BACKGROUND: We have reported previously that, compared with use of second-generation oral contraceptives, the use of third-generation oral contraceptives is associated with increased resistance to the anticoagulant action of activated protein C (APC). Owing to the cross-sectional design of that study, these observations may have been subject to unknown bias or uncontrolled effects of the menstrual cycle. We aimed to overcome these sources of bias by doing a cycle-controlled randomised cross-over trial. METHODS: The response to APC in plasma was assessed in 33 women who received two consecutive cycles of a second-generation oral contraceptive (150 microg levonorgestrel and 30 microg ethinyloestradiol) or a third-generation oral contraceptive (150 microg desogestrel and 30 microg ethinyloestradiol), and who switched preparations after two pill-free cycles. Normalised APC sensitivity ratios were calculated by measurement of the effect of APC on thrombin generation in the plasma of these women and in pooled plasma from 90 controls. FINDINGS: Of the 33 women, five were excluded because not all required plasma samples were available. In the remaining 28 women, the normalised APC sensitivity ratio increased during treatment with both preparations. Compared with levonorgestrel, desogestrel-containing oral-contraceptive treatment caused a highly significant (p<0.0001) additional increase in normalised APC sensitivity ratio (0.51 [95% CI 0.37-0.66]). Normalised APC sensitivity ratios during oral-contraceptive treatment correlated with the values before oral-contraceptive use. INTERPRETATION: Oral-contraceptive treatment diminishes the efficacy with which APC down-regulates in-vitro thrombin formation. This phenomenon, designated as acquired APC resistance, is more pronounced in women using desogestrel-containing oral contraceptives than in women using levonorgestrel-containing preparations. Whether acquired APC resistance induced by oral contraceptives explains the increased risk of venous thromboembolism in oral-contraceptive users remains to be established.

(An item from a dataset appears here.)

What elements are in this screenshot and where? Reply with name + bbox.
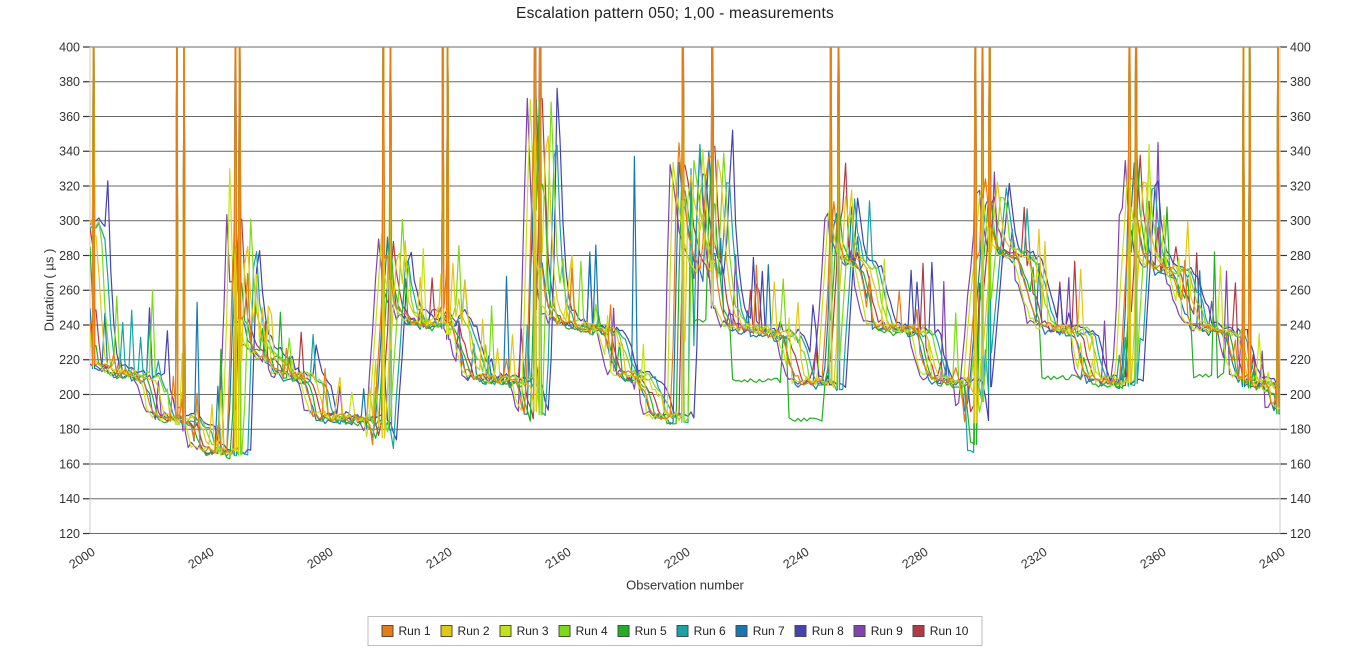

PIP: This cycle-controlled randomized cross-over study examined the effects of a second-generation oral contraceptive (OC) containing levonorgestrel and a third-generation OC containing desogestrel on the anticoagulant action of activated protein C (APC) in the plasma. The response to APC in plasma was assessed in 28 women who received two consecutive cycles of a second-generation OC (150 mcg levonorgestrel and 30 mcg ethinyl estradiol) or a third-generation OC (150 mcg desogestrel and 30 mcg ethinyl estradiol), and who switched preparations after two pill-free cycles. Normalized APC sensitivity ratio was also taken from these women. Results showed that in the 28 women the normalized APC sensitivity ratio increased during treatment with both preparations. Compared with levonorgestrel, desogestrel-containing OC treatment caused a highly significant (p 0.0001) additional increase in normalized APC sensitivity ratio (0.51; 95% CI, 0.37-0.66). In conclusion, OC treatment diminishes the efficacy with which APC down-regulates in-vitro thrombin formation.